本書では次の3つの視点から、「お金持ち」の定義づけをしている。まず、(1)年間の「所得」が1000万円以上の人である。年収1000万円をお金持ちの基準にする人は多いが、節税や資産運用という観点からは、年収や収入ではなく、所得で考えたほうが実態をよくあらわしている。
次に、(2)「純資産」が1億円以上ある人だ。純資産とは、資産から負債を差し引いた額である。たとえば1億円のマンションを持っていても、銀行からの住宅ローンで購入している場合には、純資産には当てはまらない。
最後に、(3)相続税の対象となる人である。日本において、相続税がかかる人は、相続が発生した100人のうち、7、8人程度しかいないため、相続税がかかる人=「お金持ち」と考えてもよいだろう。
本書では、この3つの条件のうち、どれかひとつでも満たしている人のことを「お金持ち」と呼ぶことにする。
「お金持ち」の収入源を見ていくと、大きく4つのカテゴリに分類することができる。
1つめは「地主系」だ。地主系の資産のほとんどは、先代から引き継いだ「土地(不動産)」である。基本的にはアパートやマンション、貸駐車場などの「賃貸経営」で土地を活用し、不労所得を得ている。年齢層は比較的高く、60代から80代が中心である。
2つめは「投資系」であり、不動産投資や株式投資などで、キャピタルゲイン(債券や株式、不動産など資産価値の上昇による利益)を得ている人たちだ。地主系が自分の土地に物件を建てる一方、サラリーマン大家は、都心部や中核都市の賃貸専用物件を購入することがほとんどである。
3つめは「事業系」で、会社経営者などの事業所得によってお金を得ている人を指す。事業系は地主系や投資系と比べて、個人資産をあまり多く持たないという特徴がある。役員報酬を多く取って個人資産を厚くすることより、会社の内部留保を厚くすることを考えているからだ。
4つめは「キャッシュリッチ系」である。キャッシュリッチとは、現金や預金など、流動性の高い金融資産を多く保有することだ。上場企業の経営幹部は、高額の役員報酬を得ているため、このキャッシュリッチ系に含まれることが多い。
「お金持ち」は以上の4つに大別できる。ただ、収入源はかならずしもひとつとはかぎらない。というのも、複数の顔を併せもっているケースも少なくないからである。
国税庁は、税金に対する啓蒙活動のひとつとして、中学生を対象にした『ハロー・タックス』というパンフレットを作成しており、28年度版では国民負担率の国際比較を掲載している。それによると日本の国民負担率は43.9%で、フランスの67.6%やスウェーデンの55.7%、イギリスの46.5%よりも低い。これをもって同誌では、「ヨーロッパの多くの国に比べて、日本は低い水準にとどまっている」と述べられている。

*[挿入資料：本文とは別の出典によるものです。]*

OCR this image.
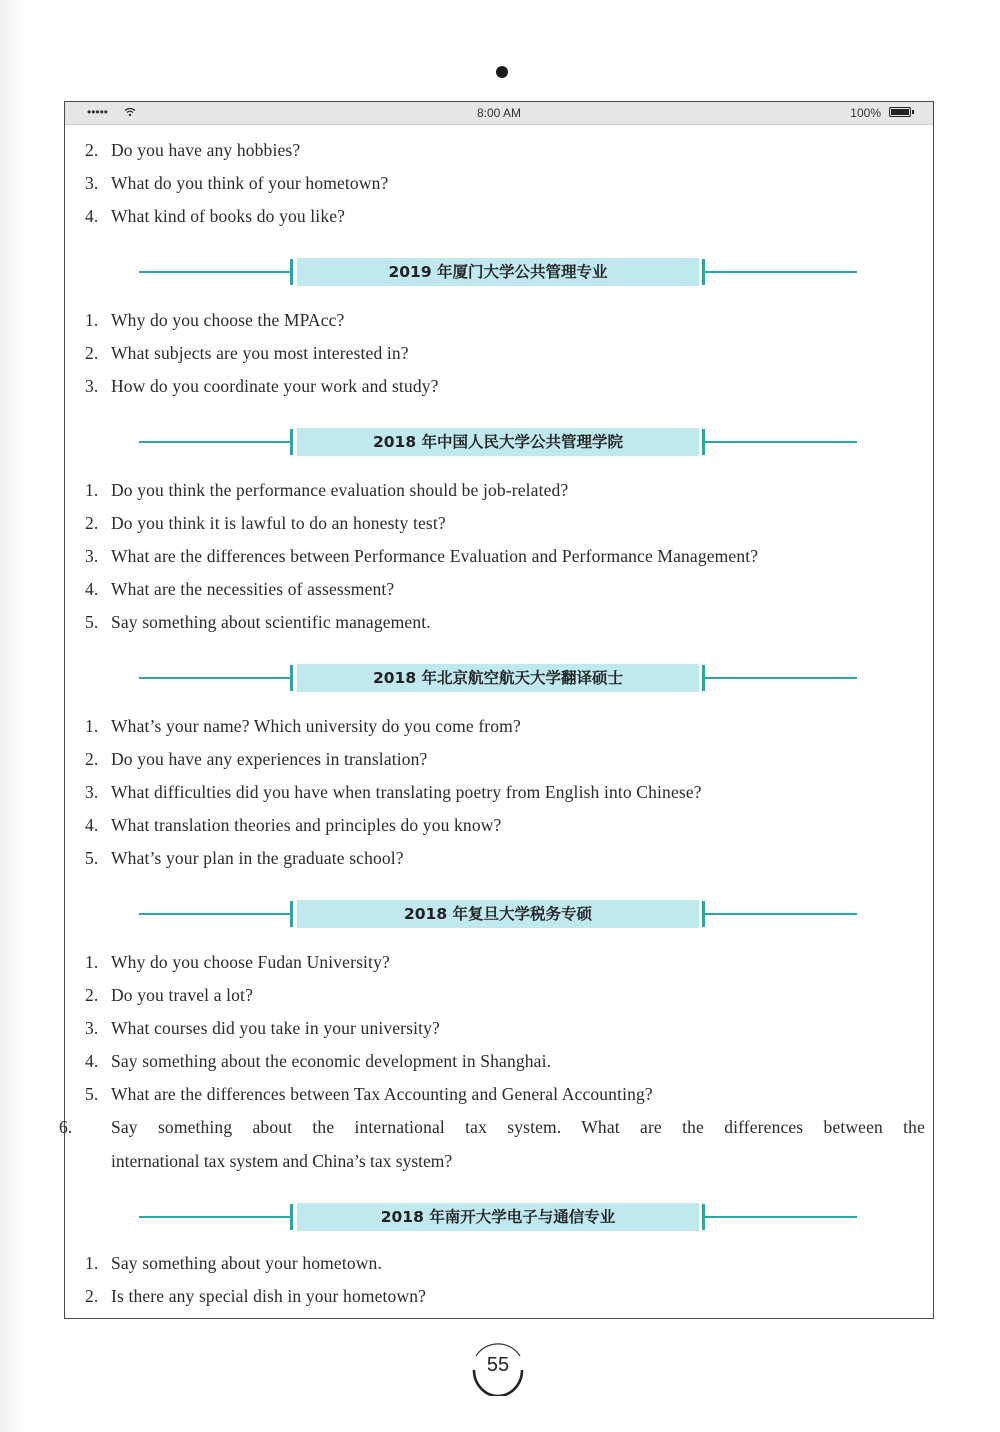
•••••	8:00 AM	100%
2. Do you have any hobbies?
3. What do you think of your hometown?
4. What kind of books do you like?
2019 年厦门大学公共管理专业
1. Why do you choose the MPAcc?
2. What subjects are you most interested in?
3. How do you coordinate your work and study?
2018 年中国人民大学公共管理学院
1. Do you think the performance evaluation should be job-related?
2. Do you think it is lawful to do an honesty test?
3. What are the differences between Performance Evaluation and Performance Management?
4. What are the necessities of assessment?
5. Say something about scientific management.
2018 年北京航空航天大学翻译硕士
1. What’s your name? Which university do you come from?
2. Do you have any experiences in translation?
3. What difficulties did you have when translating poetry from English into Chinese?
4. What translation theories and principles do you know?
5. What’s your plan in the graduate school?
2018 年复旦大学税务专硕
1. Why do you choose Fudan University?
2. Do you travel a lot?
3. What courses did you take in your university?
4. Say something about the economic development in Shanghai.
5. What are the differences between Tax Accounting and General Accounting?
6. Say something about the international tax system. What are the differences between the
international tax system and China’s tax system?
2018 年南开大学电子与通信专业
1. Say something about your hometown.
2. Is there any special dish in your hometown?
55
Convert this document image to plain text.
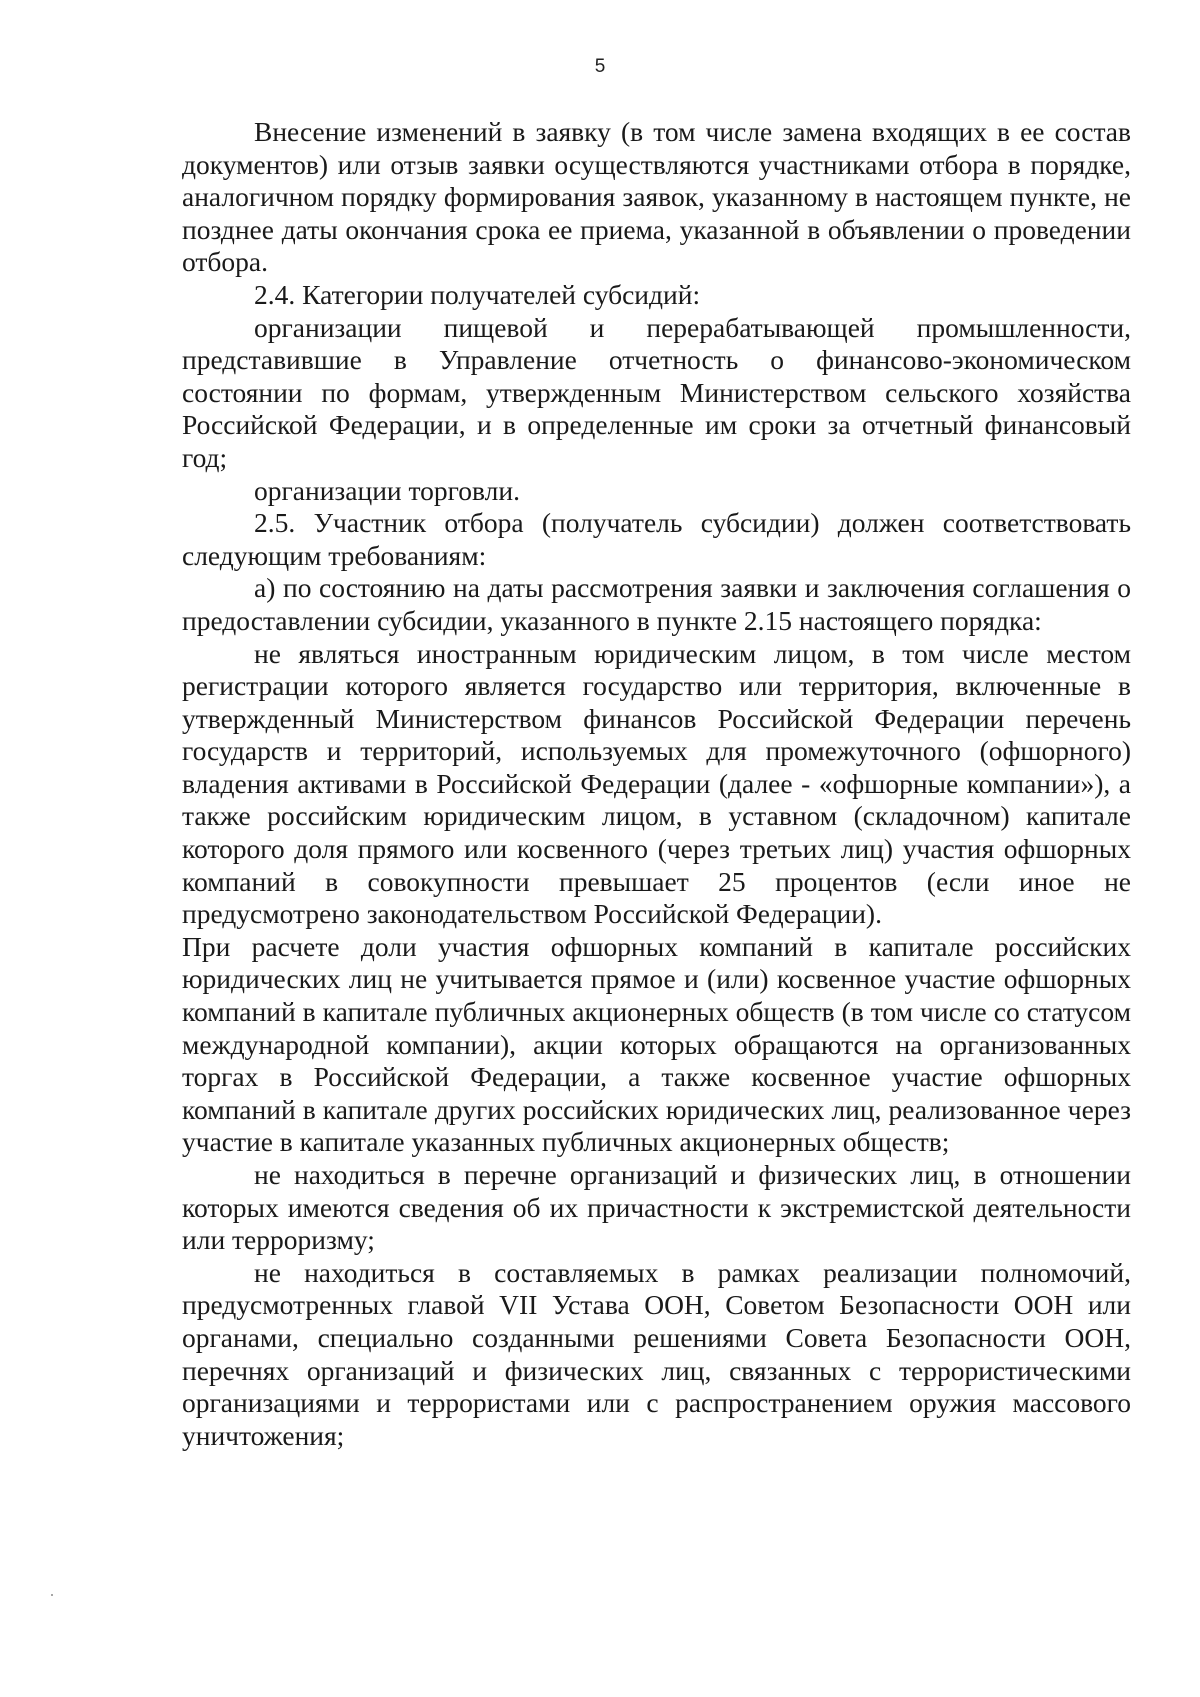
5

Внесение изменений в заявку (в том числе замена входящих в ее состав документов) или отзыв заявки осуществляются участниками отбора в порядке, аналогичном порядку формирования заявок, указанному в настоящем пункте, не позднее даты окончания срока ее приема, указанной в объявлении о проведении отбора.

2.4. Категории получателей субсидий:

организации пищевой и перерабатывающей промышленности, представившие в Управление отчетность о финансово-экономическом состоянии по формам, утвержденным Министерством сельского хозяйства Российской Федерации, и в определенные им сроки за отчетный финансовый год;

организации торговли.

2.5. Участник отбора (получатель субсидии) должен соответствовать следующим требованиям:

а) по состоянию на даты рассмотрения заявки и заключения соглашения о предоставлении субсидии, указанного в пункте 2.15 настоящего порядка:

не являться иностранным юридическим лицом, в том числе местом регистрации которого является государство или территория, включенные в утвержденный Министерством финансов Российской Федерации перечень государств и территорий, используемых для промежуточного (офшорного) владения активами в Российской Федерации (далее - «офшорные компании»), а также российским юридическим лицом, в уставном (складочном) капитале которого доля прямого или косвенного (через третьих лиц) участия офшорных компаний в совокупности превышает 25 процентов (если иное не предусмотрено законодательством Российской Федерации).

При расчете доли участия офшорных компаний в капитале российских юридических лиц не учитывается прямое и (или) косвенное участие офшорных компаний в капитале публичных акционерных обществ (в том числе со статусом международной компании), акции которых обращаются на организованных торгах в Российской Федерации, а также косвенное участие офшорных компаний в капитале других российских юридических лиц, реализованное через участие в капитале указанных публичных акционерных обществ;

не находиться в перечне организаций и физических лиц, в отношении которых имеются сведения об их причастности к экстремистской деятельности или терроризму;

не находиться в составляемых в рамках реализации полномочий, предусмотренных главой VII Устава ООН, Советом Безопасности ООН или органами, специально созданными решениями Совета Безопасности ООН, перечнях организаций и физических лиц, связанных с террористическими организациями и террористами или с распространением оружия массового уничтожения;
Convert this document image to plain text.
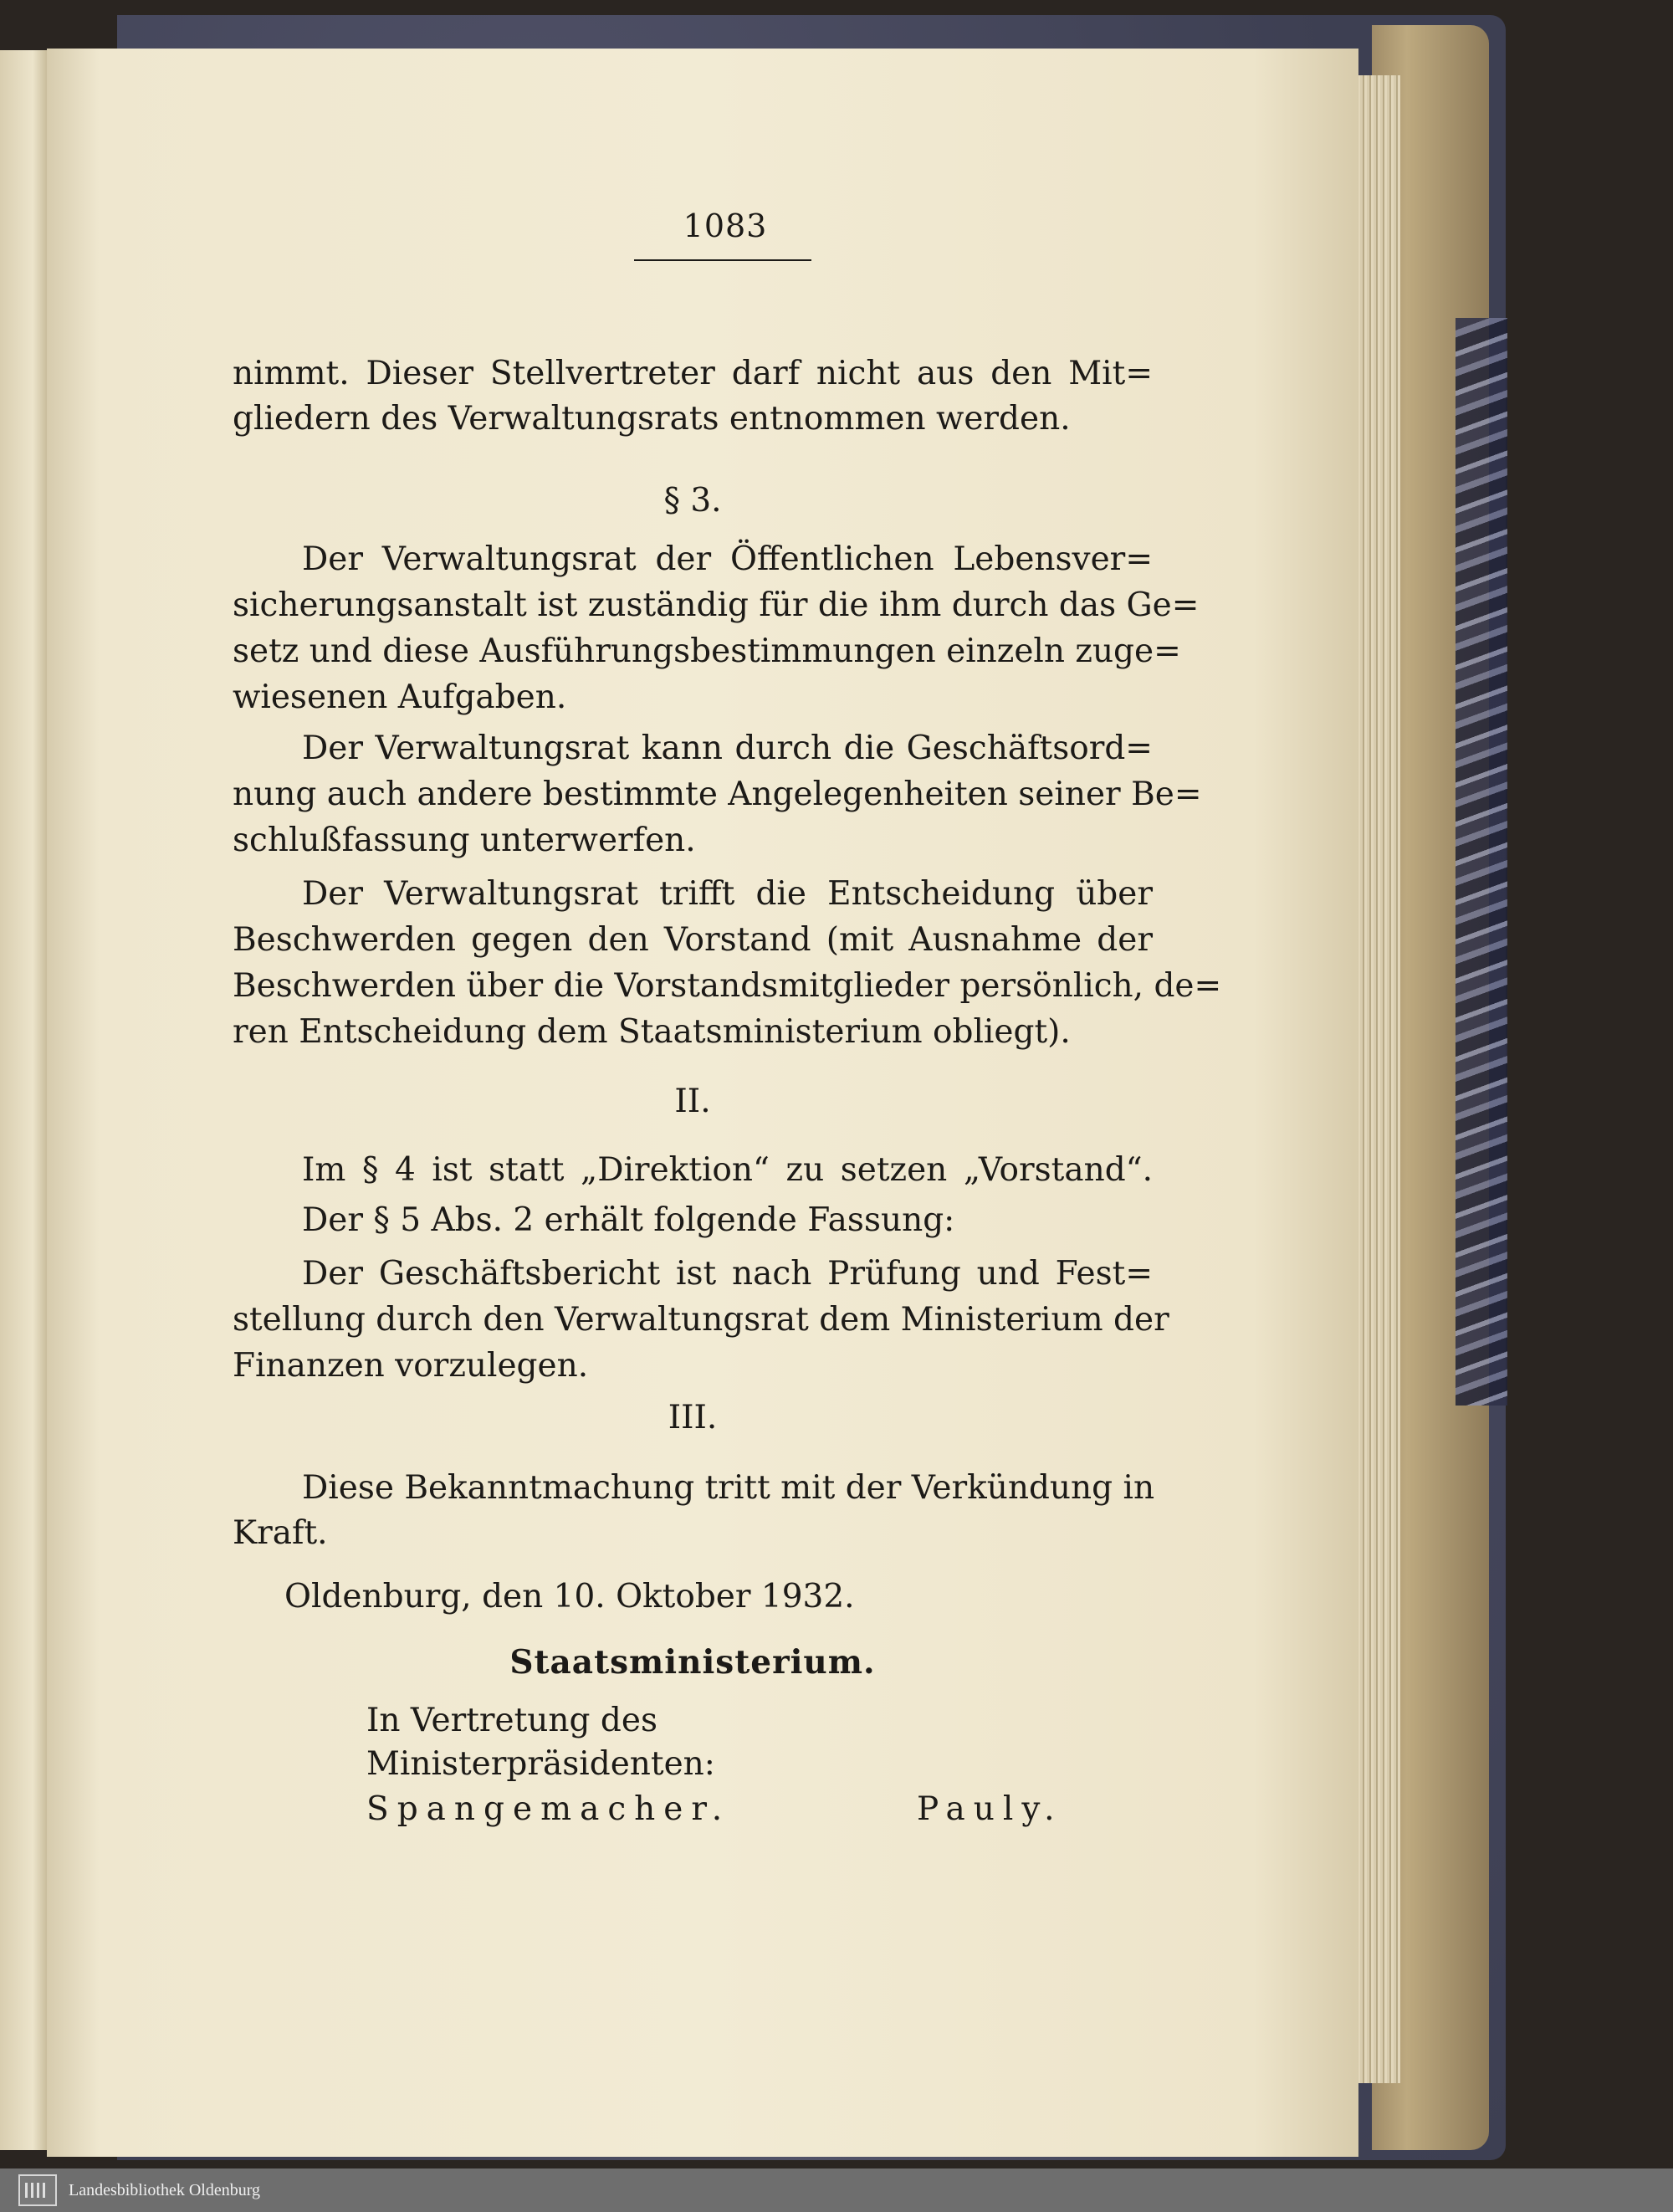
1083

nimmt. Dieser Stellvertreter darf nicht aus den Mit=

gliedern des Verwaltungsrats entnommen werden.

§ 3.

Der Verwaltungsrat der Öffentlichen Lebensver=

sicherungsanstalt ist zuständig für die ihm durch das Ge=

setz und diese Ausführungsbestimmungen einzeln zuge=

wiesenen Aufgaben.

Der Verwaltungsrat kann durch die Geschäftsord=

nung auch andere bestimmte Angelegenheiten seiner Be=

schlußfassung unterwerfen.

Der Verwaltungsrat trifft die Entscheidung über

Beschwerden gegen den Vorstand (mit Ausnahme der

Beschwerden über die Vorstandsmitglieder persönlich, de=

ren Entscheidung dem Staatsministerium obliegt).

II.

Im § 4 ist statt „Direktion“ zu setzen „Vorstand“.

Der § 5 Abs. 2 erhält folgende Fassung:

Der Geschäftsbericht ist nach Prüfung und Fest=

stellung durch den Verwaltungsrat dem Ministerium der

Finanzen vorzulegen.

III.

Diese Bekanntmachung tritt mit der Verkündung in

Kraft.

Oldenburg, den 10. Oktober 1932.

Staatsministerium.

In Vertretung des

Ministerpräsidenten:

Spangemacher.	Pauly.

Landesbibliothek Oldenburg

しかし、他国よりも国民負担率が低いからといって、「日本は税金や社会保険料などが安い」とは一概にいえない。なぜなら、ヨーロッパでは、福祉制度や教育制度が充実した国が多く、その負担分が税金として徴収されることが多いからである。たしかに日本の租税負担率は先進国のなかでは低いが、同時に還元率も低い。多くの人が「痛税感」を覚えている背景にはそういう事情も関係している。
約50種類ある税金のなかで、「お金持ち」の関心がとくに高いのが、「所得税」「相続税」「贈与税」の3つである。この3つの税金は、2015年から税率が変わり、実質的に増税になっている。